SECURE CYBER SECURITY THREAT INFORMATION EXCHANGE

The following paper tackles one of the most important fields of current cyber security, in our opinion. This article concerns threat information exchange. Without information exchange a cyber-security system's functionality is severely hampered. An event might not trigger a specific danger threshold if attacks are stealthy and targeted. But the same attack, if information is gathered and correlated from different sources around an organization's network it might hit that specific threshold, and also hit an alarm point which will be much more visible to a human operator. In different studies it is demonstrated that a single hit can make the difference from an incident which is categorized as important and treated in a timely manner or, in the other scenario which is categorized as usual traffic and left uninvestigated. Information regarding cyber threats, when exchanged between entities involved in the same field of action permits transforming information into intelligence.

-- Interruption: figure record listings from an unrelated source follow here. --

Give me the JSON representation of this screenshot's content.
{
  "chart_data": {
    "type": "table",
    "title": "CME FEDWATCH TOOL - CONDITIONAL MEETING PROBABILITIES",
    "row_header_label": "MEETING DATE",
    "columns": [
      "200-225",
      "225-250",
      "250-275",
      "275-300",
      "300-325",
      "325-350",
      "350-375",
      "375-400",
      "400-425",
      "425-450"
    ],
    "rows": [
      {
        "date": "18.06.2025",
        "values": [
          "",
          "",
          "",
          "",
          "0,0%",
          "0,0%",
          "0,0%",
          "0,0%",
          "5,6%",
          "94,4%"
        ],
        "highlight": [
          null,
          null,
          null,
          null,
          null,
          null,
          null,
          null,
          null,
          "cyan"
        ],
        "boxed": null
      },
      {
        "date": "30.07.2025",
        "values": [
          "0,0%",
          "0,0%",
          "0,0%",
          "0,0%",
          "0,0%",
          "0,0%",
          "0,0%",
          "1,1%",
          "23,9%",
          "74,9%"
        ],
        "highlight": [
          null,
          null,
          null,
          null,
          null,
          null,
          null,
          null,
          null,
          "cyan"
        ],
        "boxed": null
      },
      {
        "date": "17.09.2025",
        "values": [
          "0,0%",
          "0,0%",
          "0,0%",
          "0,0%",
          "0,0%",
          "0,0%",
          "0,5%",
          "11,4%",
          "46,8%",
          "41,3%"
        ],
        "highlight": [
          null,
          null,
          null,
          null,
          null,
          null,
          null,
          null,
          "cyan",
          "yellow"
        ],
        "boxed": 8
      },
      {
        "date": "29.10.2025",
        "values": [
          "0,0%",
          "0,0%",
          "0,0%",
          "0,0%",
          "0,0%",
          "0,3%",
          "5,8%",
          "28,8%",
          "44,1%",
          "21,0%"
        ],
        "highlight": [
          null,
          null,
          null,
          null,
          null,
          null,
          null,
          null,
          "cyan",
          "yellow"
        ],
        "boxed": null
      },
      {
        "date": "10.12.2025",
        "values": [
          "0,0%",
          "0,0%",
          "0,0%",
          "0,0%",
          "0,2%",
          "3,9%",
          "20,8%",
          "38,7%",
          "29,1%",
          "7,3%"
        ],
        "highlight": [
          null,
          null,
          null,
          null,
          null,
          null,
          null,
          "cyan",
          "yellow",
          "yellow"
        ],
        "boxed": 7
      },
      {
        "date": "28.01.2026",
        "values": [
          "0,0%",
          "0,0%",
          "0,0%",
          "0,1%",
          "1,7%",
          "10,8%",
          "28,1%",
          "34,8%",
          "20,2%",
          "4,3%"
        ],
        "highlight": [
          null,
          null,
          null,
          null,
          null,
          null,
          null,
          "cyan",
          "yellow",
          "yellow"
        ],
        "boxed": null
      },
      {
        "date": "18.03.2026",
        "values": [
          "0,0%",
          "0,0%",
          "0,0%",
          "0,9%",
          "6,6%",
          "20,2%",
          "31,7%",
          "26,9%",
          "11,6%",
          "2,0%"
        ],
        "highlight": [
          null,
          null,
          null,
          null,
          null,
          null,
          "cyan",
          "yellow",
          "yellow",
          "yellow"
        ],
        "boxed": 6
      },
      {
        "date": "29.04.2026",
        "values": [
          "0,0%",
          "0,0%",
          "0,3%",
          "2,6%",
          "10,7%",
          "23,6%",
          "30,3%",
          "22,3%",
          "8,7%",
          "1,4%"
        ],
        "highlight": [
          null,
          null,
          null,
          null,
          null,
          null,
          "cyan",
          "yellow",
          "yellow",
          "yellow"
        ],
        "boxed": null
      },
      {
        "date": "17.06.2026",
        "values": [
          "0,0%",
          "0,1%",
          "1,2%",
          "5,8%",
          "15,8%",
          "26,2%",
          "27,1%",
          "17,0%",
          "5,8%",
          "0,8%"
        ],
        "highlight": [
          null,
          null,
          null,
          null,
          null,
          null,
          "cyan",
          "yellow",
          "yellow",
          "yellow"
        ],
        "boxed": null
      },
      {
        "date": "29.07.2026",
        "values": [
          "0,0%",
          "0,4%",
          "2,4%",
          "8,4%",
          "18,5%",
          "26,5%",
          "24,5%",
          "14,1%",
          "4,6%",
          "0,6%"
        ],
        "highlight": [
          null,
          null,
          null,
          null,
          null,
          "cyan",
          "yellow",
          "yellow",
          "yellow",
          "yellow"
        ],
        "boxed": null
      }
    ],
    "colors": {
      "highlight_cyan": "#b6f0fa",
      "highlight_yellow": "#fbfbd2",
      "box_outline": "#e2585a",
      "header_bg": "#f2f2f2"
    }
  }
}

The theme discussed in the present paper is focused on intelligent threat exchange, which makes different checks and decisions before sending different information in a secure manner. Any attack detail can be used by a third party for exploiting different vulnerable resources from the protected organization, if discovered. Another thorny problem of the current cyber security state is that of standardizing the way security incident information is normalized and packed for transport. This latter problem is also delved into in the current article. The experimental setup is built on top of a neural network and an evolved SIEM like infrastructure, for collecting, analyzing and sharing threat information.